Normal Saline shortage

The title begs the question…are there "Abnormal Saline" shortages?

(I resisted for as long as I could)
You darned well know that they keep that stuff in the back for use on people like us... No shortage. Just short, tall, grande, and venti. :rofl:
 
You darned well know that they keep that stuff in the back for use on people like us... No shortage. Just short, tall, grande, and venti. :rofl:

:rofl:​
 
I'm confused. Are you people starting lines that just have primary tubing and a bag attached to them with no lock?

Every IV we start has a lock on it. So if they need to change the bag in the future it's not a circus act of tamponade and removing tagaderms...
 
Saline lock is access catheter, PRN or adapter whatever you call it and a flush. No drip set no bag.
 
I'm confused. Are you people starting lines that just have primary tubing and a bag attached to them with no lock?

Every IV we start has a lock on it. So if they need to change the bag in the future it's not a circus act of tamponade and removing tagaderms...

Not everywhere carries locks. The little rural 911 service I work/Worked (not sure yet) for doesn't. If they want accesss they have to hang a bag.
 
Not everywhere carries locks. The little rural 911 service I work/Worked (not sure yet) for doesn't. If they want accesss they have to hang a bag.


Doesn't see very cost effective.
 
The first private system I worked for didn't carry them. What's even better is if they caught you using one (ED nurses would give them to us to use), we would get written up for it since we didn't have locks in our protocols...
 
Doesn't see very cost effective.

Actually the cost of a liter of saline and a drop set costs less than a lock and a flush or very nearly the same
 
The first private system I worked for didn't carry them. What's even better is if they caught you using one (ED nurses would give them to us to use), we would get written up for it since we didn't have locks in our protocols...

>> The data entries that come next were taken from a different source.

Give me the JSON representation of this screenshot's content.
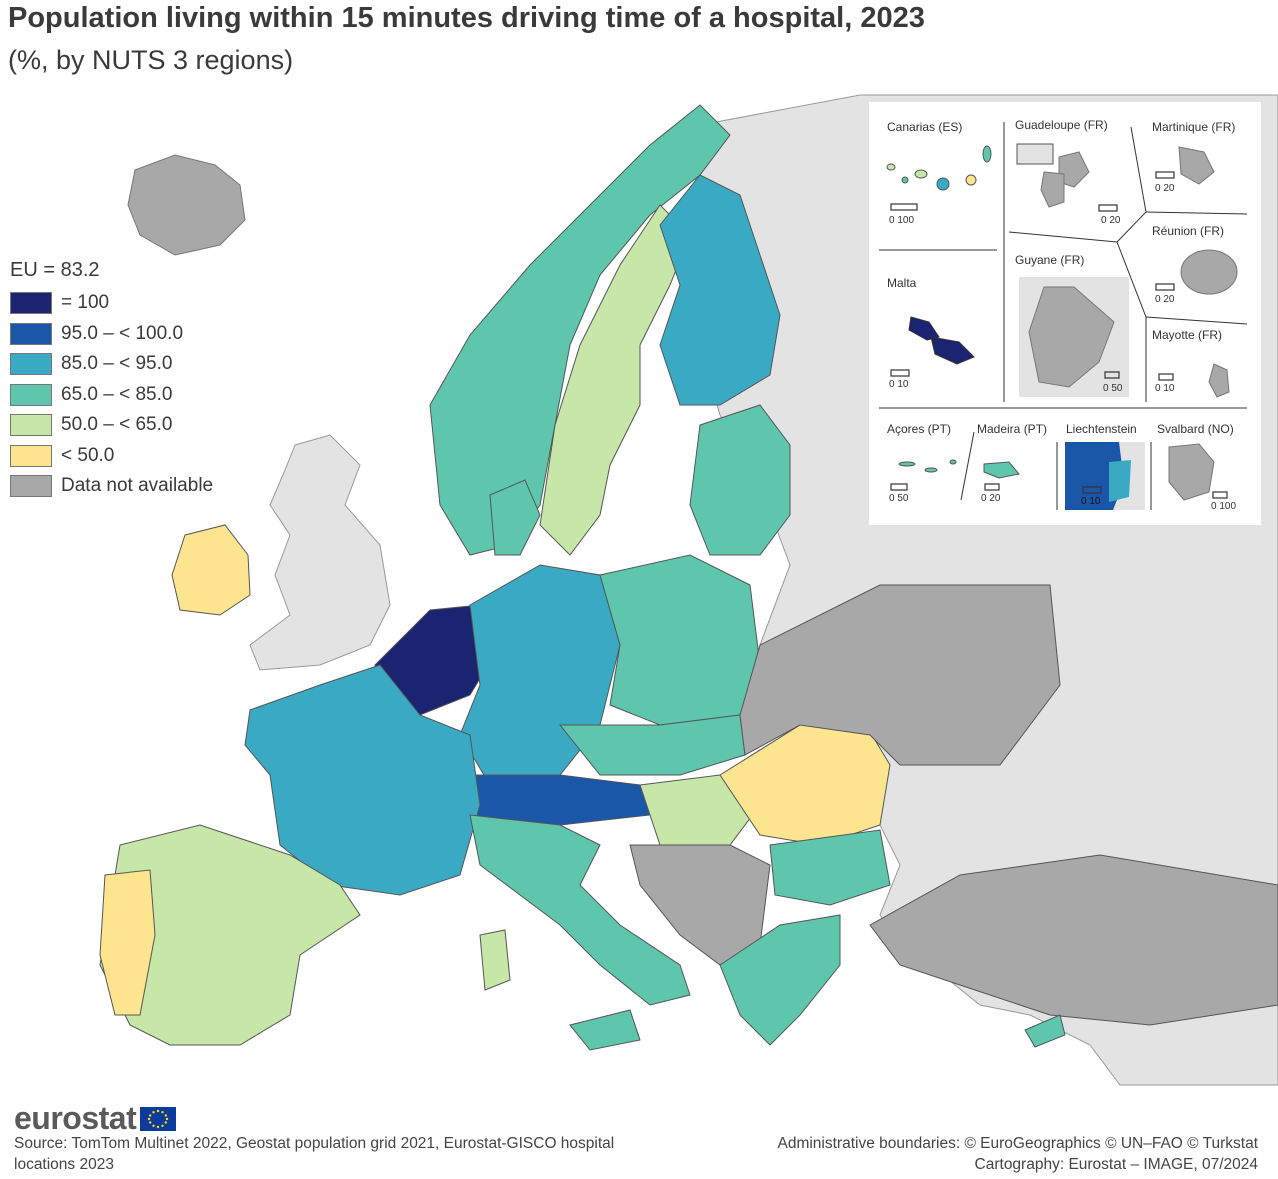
{
  "title": "Population living within 15 minutes driving time of a hospital, 2023",
  "subtitle": "(%, by NUTS 3 regions)",
  "legend": {
    "title": "EU = 83.2",
    "items": [
      {
        "label": "= 100",
        "color": "#1a2470"
      },
      {
        "label": "95.0 – < 100.0",
        "color": "#1a57a8"
      },
      {
        "label": "85.0 – < 95.0",
        "color": "#3aaac4"
      },
      {
        "label": "65.0 – < 85.0",
        "color": "#5ec6ad"
      },
      {
        "label": "50.0 – < 65.0",
        "color": "#c6e7a8"
      },
      {
        "label": "< 50.0",
        "color": "#fde58f"
      },
      {
        "label": "Data not available",
        "color": "#a8a8a8"
      }
    ]
  },
  "colors": {
    "non_eu_land": "#e3e3e3",
    "sea": "#ffffff",
    "border": "#333333"
  },
  "insets": {
    "canarias": {
      "label": "Canarias (ES)",
      "scale": "0   100"
    },
    "guadeloupe": {
      "label": "Guadeloupe (FR)",
      "scale": "0   20"
    },
    "martinique": {
      "label": "Martinique (FR)",
      "scale": "0   20"
    },
    "reunion": {
      "label": "Réunion (FR)",
      "scale": "0   20"
    },
    "malta": {
      "label": "Malta",
      "scale": "0   10"
    },
    "guyane": {
      "label": "Guyane (FR)",
      "scale": "0  50"
    },
    "mayotte": {
      "label": "Mayotte (FR)",
      "scale": "0   10"
    },
    "acores": {
      "label": "Açores (PT)",
      "scale": "0   50"
    },
    "madeira": {
      "label": "Madeira (PT)",
      "scale": "0   20"
    },
    "liechtenstein": {
      "label": "Liechtenstein",
      "scale": "0   10"
    },
    "svalbard": {
      "label": "Svalbard (NO)",
      "scale": "0 100"
    }
  },
  "footer": {
    "logo": "eurostat",
    "source": "Source: TomTom Multinet 2022, Geostat population grid 2021, Eurostat-GISCO hospital locations 2023",
    "credits_line1": "Administrative boundaries: © EuroGeographics © UN–FAO © Turkstat",
    "credits_line2": "Cartography: Eurostat – IMAGE, 07/2024"
  }
}
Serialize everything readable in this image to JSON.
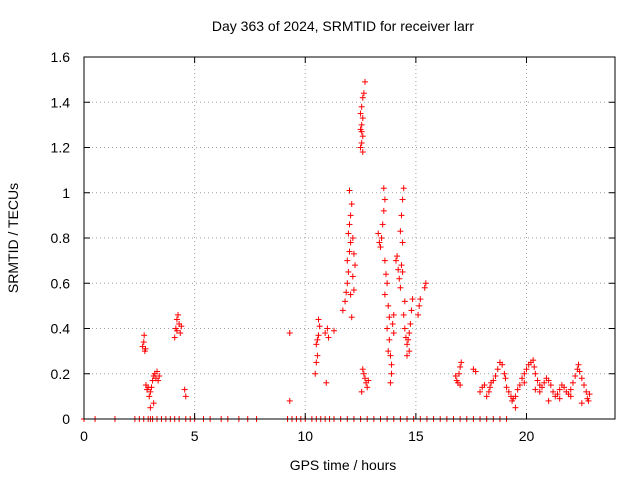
{
  "chart_data": {
    "type": "scatter",
    "title": "Day 363 of 2024, SRMTID for receiver larr",
    "xlabel": "GPS time / hours",
    "ylabel": "SRMTID / TECUs",
    "xlim": [
      0,
      24
    ],
    "ylim": [
      0,
      1.6
    ],
    "x_ticks": [
      0,
      5,
      10,
      15,
      20
    ],
    "x_tick_labels": [
      "0",
      "5",
      "10",
      "15",
      "20"
    ],
    "y_ticks": [
      0,
      0.2,
      0.4,
      0.6,
      0.8,
      1.0,
      1.2,
      1.4,
      1.6
    ],
    "y_tick_labels": [
      "0",
      "0.2",
      "0.4",
      "0.6",
      "0.8",
      "1",
      "1.2",
      "1.4",
      "1.6"
    ],
    "grid": true,
    "marker": "plus",
    "color": "#ff0000",
    "series": [
      {
        "name": "SRMTID",
        "points": [
          [
            0.0,
            0
          ],
          [
            0.5,
            0
          ],
          [
            1.4,
            0
          ],
          [
            2.3,
            0
          ],
          [
            2.5,
            0
          ],
          [
            2.7,
            0
          ],
          [
            2.9,
            0
          ],
          [
            3.0,
            0
          ],
          [
            3.1,
            0
          ],
          [
            3.3,
            0
          ],
          [
            3.5,
            0
          ],
          [
            3.7,
            0
          ],
          [
            3.9,
            0
          ],
          [
            4.1,
            0
          ],
          [
            4.3,
            0
          ],
          [
            4.6,
            0
          ],
          [
            4.8,
            0
          ],
          [
            5.0,
            0
          ],
          [
            5.4,
            0
          ],
          [
            5.7,
            0
          ],
          [
            6.2,
            0
          ],
          [
            6.5,
            0
          ],
          [
            7.0,
            0
          ],
          [
            7.4,
            0
          ],
          [
            7.8,
            0
          ],
          [
            9.2,
            0
          ],
          [
            9.4,
            0
          ],
          [
            9.6,
            0
          ],
          [
            9.8,
            0
          ],
          [
            10.0,
            0
          ],
          [
            10.3,
            0
          ],
          [
            10.5,
            0
          ],
          [
            10.7,
            0
          ],
          [
            10.9,
            0
          ],
          [
            11.1,
            0
          ],
          [
            11.3,
            0
          ],
          [
            11.6,
            0
          ],
          [
            11.9,
            0
          ],
          [
            12.2,
            0
          ],
          [
            12.5,
            0
          ],
          [
            12.8,
            0
          ],
          [
            13.1,
            0
          ],
          [
            13.4,
            0
          ],
          [
            13.7,
            0
          ],
          [
            14.0,
            0
          ],
          [
            14.3,
            0
          ],
          [
            14.6,
            0
          ],
          [
            14.9,
            0
          ],
          [
            15.2,
            0
          ],
          [
            15.5,
            0
          ],
          [
            15.8,
            0
          ],
          [
            16.1,
            0
          ],
          [
            16.4,
            0
          ],
          [
            16.7,
            0
          ],
          [
            17.0,
            0
          ],
          [
            17.3,
            0
          ],
          [
            17.6,
            0
          ],
          [
            17.9,
            0
          ],
          [
            18.2,
            0
          ],
          [
            18.5,
            0
          ],
          [
            18.8,
            0
          ],
          [
            19.1,
            0
          ],
          [
            2.65,
            0.32
          ],
          [
            2.7,
            0.34
          ],
          [
            2.72,
            0.37
          ],
          [
            2.75,
            0.3
          ],
          [
            2.78,
            0.31
          ],
          [
            2.8,
            0.15
          ],
          [
            2.85,
            0.13
          ],
          [
            2.9,
            0.14
          ],
          [
            2.95,
            0.1
          ],
          [
            3.0,
            0.12
          ],
          [
            3.05,
            0.14
          ],
          [
            3.1,
            0.17
          ],
          [
            3.15,
            0.19
          ],
          [
            3.2,
            0.2
          ],
          [
            3.25,
            0.18
          ],
          [
            3.3,
            0.21
          ],
          [
            3.35,
            0.17
          ],
          [
            3.4,
            0.19
          ],
          [
            3.15,
            0.07
          ],
          [
            3.0,
            0.05
          ],
          [
            4.1,
            0.36
          ],
          [
            4.15,
            0.4
          ],
          [
            4.2,
            0.44
          ],
          [
            4.25,
            0.46
          ],
          [
            4.3,
            0.42
          ],
          [
            4.35,
            0.38
          ],
          [
            4.4,
            0.41
          ],
          [
            4.2,
            0.39
          ],
          [
            4.55,
            0.13
          ],
          [
            4.6,
            0.1
          ],
          [
            9.3,
            0.38
          ],
          [
            9.3,
            0.08
          ],
          [
            10.45,
            0.2
          ],
          [
            10.5,
            0.25
          ],
          [
            10.55,
            0.28
          ],
          [
            10.5,
            0.33
          ],
          [
            10.55,
            0.35
          ],
          [
            10.6,
            0.37
          ],
          [
            10.65,
            0.41
          ],
          [
            10.6,
            0.44
          ],
          [
            10.9,
            0.38
          ],
          [
            11.0,
            0.4
          ],
          [
            11.05,
            0.36
          ],
          [
            11.3,
            0.39
          ],
          [
            10.95,
            0.16
          ],
          [
            11.7,
            0.48
          ],
          [
            11.8,
            0.52
          ],
          [
            11.85,
            0.56
          ],
          [
            11.9,
            0.6
          ],
          [
            11.95,
            0.65
          ],
          [
            11.9,
            0.7
          ],
          [
            12.0,
            0.74
          ],
          [
            12.05,
            0.78
          ],
          [
            11.95,
            0.82
          ],
          [
            12.0,
            0.86
          ],
          [
            12.1,
            0.95
          ],
          [
            12.0,
            1.01
          ],
          [
            12.05,
            0.9
          ],
          [
            12.15,
            0.8
          ],
          [
            12.2,
            0.73
          ],
          [
            12.25,
            0.68
          ],
          [
            12.15,
            0.63
          ],
          [
            12.2,
            0.57
          ],
          [
            12.1,
            0.45
          ],
          [
            12.05,
            0.55
          ],
          [
            12.5,
            1.2
          ],
          [
            12.55,
            1.22
          ],
          [
            12.6,
            1.25
          ],
          [
            12.5,
            1.28
          ],
          [
            12.55,
            1.3
          ],
          [
            12.6,
            1.33
          ],
          [
            12.5,
            1.35
          ],
          [
            12.55,
            1.38
          ],
          [
            12.6,
            1.42
          ],
          [
            12.65,
            1.44
          ],
          [
            12.7,
            1.49
          ],
          [
            12.6,
            1.18
          ],
          [
            12.55,
            1.27
          ],
          [
            12.6,
            0.22
          ],
          [
            12.65,
            0.2
          ],
          [
            12.7,
            0.18
          ],
          [
            12.75,
            0.16
          ],
          [
            12.8,
            0.14
          ],
          [
            12.85,
            0.17
          ],
          [
            12.55,
            0.12
          ],
          [
            13.3,
            0.82
          ],
          [
            13.35,
            0.78
          ],
          [
            13.4,
            0.76
          ],
          [
            13.45,
            0.8
          ],
          [
            13.5,
            0.86
          ],
          [
            13.55,
            0.92
          ],
          [
            13.6,
            0.97
          ],
          [
            13.55,
            1.02
          ],
          [
            13.6,
            0.7
          ],
          [
            13.65,
            0.64
          ],
          [
            13.7,
            0.6
          ],
          [
            13.6,
            0.55
          ],
          [
            13.75,
            0.5
          ],
          [
            13.8,
            0.45
          ],
          [
            13.7,
            0.4
          ],
          [
            13.8,
            0.35
          ],
          [
            13.75,
            0.3
          ],
          [
            13.85,
            0.28
          ],
          [
            13.9,
            0.24
          ],
          [
            13.95,
            0.42
          ],
          [
            14.0,
            0.46
          ],
          [
            13.9,
            0.2
          ],
          [
            13.85,
            0.16
          ],
          [
            14.0,
            0.38
          ],
          [
            14.1,
            0.7
          ],
          [
            14.15,
            0.72
          ],
          [
            14.2,
            0.66
          ],
          [
            14.25,
            0.62
          ],
          [
            14.3,
            0.58
          ],
          [
            14.35,
            0.68
          ],
          [
            14.4,
            0.78
          ],
          [
            14.35,
            0.9
          ],
          [
            14.4,
            0.97
          ],
          [
            14.45,
            1.02
          ],
          [
            14.3,
            0.83
          ],
          [
            14.4,
            0.65
          ],
          [
            14.5,
            0.52
          ],
          [
            14.45,
            0.46
          ],
          [
            14.5,
            0.4
          ],
          [
            14.55,
            0.36
          ],
          [
            14.6,
            0.33
          ],
          [
            14.65,
            0.35
          ],
          [
            14.7,
            0.38
          ],
          [
            14.75,
            0.42
          ],
          [
            14.8,
            0.48
          ],
          [
            14.85,
            0.53
          ],
          [
            14.7,
            0.3
          ],
          [
            14.6,
            0.28
          ],
          [
            15.1,
            0.46
          ],
          [
            15.15,
            0.5
          ],
          [
            15.2,
            0.53
          ],
          [
            15.4,
            0.58
          ],
          [
            15.45,
            0.6
          ],
          [
            16.8,
            0.19
          ],
          [
            16.85,
            0.17
          ],
          [
            16.9,
            0.16
          ],
          [
            16.95,
            0.2
          ],
          [
            17.0,
            0.23
          ],
          [
            17.05,
            0.25
          ],
          [
            17.0,
            0.15
          ],
          [
            17.6,
            0.22
          ],
          [
            17.7,
            0.21
          ],
          [
            17.9,
            0.12
          ],
          [
            18.0,
            0.14
          ],
          [
            18.1,
            0.15
          ],
          [
            18.2,
            0.1
          ],
          [
            18.3,
            0.12
          ],
          [
            18.35,
            0.14
          ],
          [
            18.4,
            0.16
          ],
          [
            18.5,
            0.17
          ],
          [
            18.6,
            0.19
          ],
          [
            18.7,
            0.22
          ],
          [
            18.8,
            0.25
          ],
          [
            18.9,
            0.24
          ],
          [
            19.0,
            0.2
          ],
          [
            19.05,
            0.18
          ],
          [
            19.1,
            0.14
          ],
          [
            19.2,
            0.12
          ],
          [
            19.3,
            0.1
          ],
          [
            19.35,
            0.08
          ],
          [
            19.4,
            0.09
          ],
          [
            19.5,
            0.1
          ],
          [
            19.6,
            0.13
          ],
          [
            19.7,
            0.15
          ],
          [
            19.8,
            0.18
          ],
          [
            19.9,
            0.2
          ],
          [
            20.0,
            0.22
          ],
          [
            20.1,
            0.24
          ],
          [
            20.2,
            0.25
          ],
          [
            20.3,
            0.26
          ],
          [
            20.35,
            0.23
          ],
          [
            20.4,
            0.2
          ],
          [
            20.5,
            0.17
          ],
          [
            20.6,
            0.15
          ],
          [
            20.7,
            0.14
          ],
          [
            20.8,
            0.16
          ],
          [
            20.9,
            0.18
          ],
          [
            21.0,
            0.17
          ],
          [
            21.1,
            0.15
          ],
          [
            21.2,
            0.12
          ],
          [
            21.3,
            0.1
          ],
          [
            21.4,
            0.11
          ],
          [
            21.5,
            0.13
          ],
          [
            21.6,
            0.15
          ],
          [
            21.7,
            0.14
          ],
          [
            21.8,
            0.12
          ],
          [
            21.9,
            0.11
          ],
          [
            22.0,
            0.13
          ],
          [
            22.1,
            0.16
          ],
          [
            22.2,
            0.19
          ],
          [
            22.3,
            0.22
          ],
          [
            22.35,
            0.24
          ],
          [
            22.4,
            0.21
          ],
          [
            22.5,
            0.18
          ],
          [
            22.6,
            0.15
          ],
          [
            22.7,
            0.12
          ],
          [
            22.75,
            0.09
          ],
          [
            22.8,
            0.08
          ],
          [
            22.85,
            0.11
          ],
          [
            19.5,
            0.05
          ],
          [
            20.6,
            0.12
          ],
          [
            21.0,
            0.08
          ],
          [
            21.5,
            0.09
          ],
          [
            22.0,
            0.1
          ],
          [
            20.4,
            0.13
          ],
          [
            19.9,
            0.16
          ],
          [
            22.5,
            0.07
          ]
        ]
      }
    ]
  }
}
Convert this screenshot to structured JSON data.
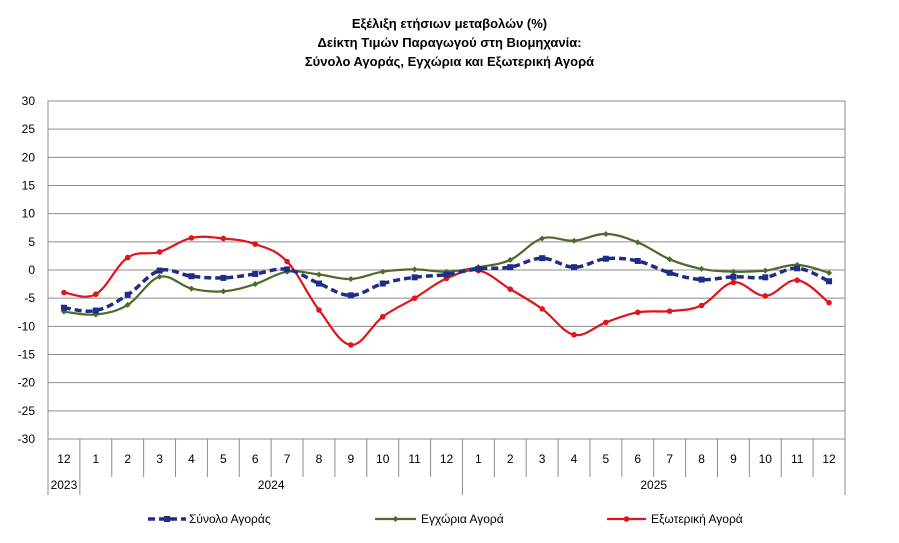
{
  "chart_data": {
    "type": "line",
    "title": [
      "Εξέλιξη ετήσιων μεταβολών (%)",
      "Δείκτη Τιμών Παραγωγού στη Βιομηχανία:",
      "Σύνολο Αγοράς, Εγχώρια και Εξωτερική Αγορά"
    ],
    "xlabel": "",
    "ylabel": "",
    "ylim": [
      -30,
      30
    ],
    "yticks": [
      30,
      25,
      20,
      15,
      10,
      5,
      0,
      -5,
      -10,
      -15,
      -20,
      -25,
      -30
    ],
    "grid": true,
    "legend_position": "bottom",
    "categories": [
      "12",
      "1",
      "2",
      "3",
      "4",
      "5",
      "6",
      "7",
      "8",
      "9",
      "10",
      "11",
      "12",
      "1",
      "2",
      "3",
      "4",
      "5",
      "6",
      "7",
      "8",
      "9",
      "10",
      "11",
      "12"
    ],
    "year_groups": [
      {
        "label": "2023",
        "start": 0,
        "end": 0
      },
      {
        "label": "2024",
        "start": 1,
        "end": 12
      },
      {
        "label": "2025",
        "start": 13,
        "end": 24
      }
    ],
    "series": [
      {
        "name": "Σύνολο Αγοράς",
        "color": "#1f2d86",
        "style": "dashed",
        "values": [
          -6.7,
          -7.2,
          -4.4,
          -0.1,
          -1.1,
          -1.4,
          -0.7,
          0.1,
          -2.4,
          -4.5,
          -2.4,
          -1.3,
          -0.8,
          0.2,
          0.5,
          2.1,
          0.5,
          2.0,
          1.6,
          -0.5,
          -1.7,
          -1.2,
          -1.3,
          0.3,
          -2.0
        ]
      },
      {
        "name": "Εγχώρια Αγορά",
        "color": "#4d6a2b",
        "style": "solid",
        "values": [
          -7.4,
          -7.9,
          -6.2,
          -1.2,
          -3.3,
          -3.8,
          -2.5,
          -0.3,
          -0.8,
          -1.6,
          -0.3,
          0.1,
          -0.3,
          0.5,
          1.8,
          5.6,
          5.2,
          6.4,
          4.9,
          1.9,
          0.2,
          -0.3,
          -0.1,
          0.9,
          -0.5
        ]
      },
      {
        "name": "Εξωτερική Αγορά",
        "color": "#e0141b",
        "style": "solid",
        "values": [
          -4.0,
          -4.3,
          2.2,
          3.2,
          5.7,
          5.6,
          4.6,
          1.5,
          -7.1,
          -13.3,
          -8.3,
          -5.0,
          -1.5,
          -0.1,
          -3.4,
          -6.9,
          -11.5,
          -9.3,
          -7.5,
          -7.3,
          -6.3,
          -2.2,
          -4.6,
          -1.8,
          -5.8
        ]
      }
    ]
  }
}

Same at the service I was referring to above
 
We use bags, drip set, then extensions. So that way the bAgs can be changed.
 
Actually the cost of a liter of saline and a drop set costs less than a lock and a flush or very nearly the same


Well that's stupid. Not anymore I bet! ;)
 
Not everywhere carries locks. The little rural 911 service I work/Worked (not sure yet) for doesn't. If they want access they have to hang a bag.
At one service that I used to work for, we had 1000 mL bags and 250 mL bags. Since we couldn't do locks, but we could hang complete lines, we'd just prime a line with an extension set with a 250 mL bag. The cost was about the same but it visually let the facilities know that we didn't think a line was necessary but vascular access was. That also limited any unintentional fluid bolus to just 250 mL... :unsure:

Most other services I worked with only carried 1000 mL bags. I did find out that I really like Selec-3 type tubing, even though it is more expensive than micro or macro drip tubing, mostly because of the rate control I get with it. I can pour in fluid or drop the flow rate way down to an easy to control 20 mL/hr without using a pump.

In the end though, I would have probably instituted many more locks than running lines over the years, if I'd had the option.
 
We only carry 1000 bags or 100 bags. Carry 10-12 1000 bags then 3 or 4 100 bags. Plus the 2 1000s and 2 100s I have in my first out.

Dope and Lido comes premixed in 250s if I remember correctly...might be 500s. I haven't been on the truck in over 4 months.
 
We have 500, 250, and 100. I wish we had liter bags. Giving 2L boluses is annoying.
 
We have 500, 250, and 100. I wish we had liter bags. Giving 2L boluses is annoying.


I definitely get patients where I wish I had smaller bags. Pedis particularly or little old nana. Just recurs the possibility of accidentally giving a massive bolus. I use a buerotrol (sp?) for any pediatric getting fluids though.
 
The service I work for just got these great drip sets with pre-attached locks. It's the little conveniences you appreciate the most.
 
National Public Radio mentioned this subject this AM.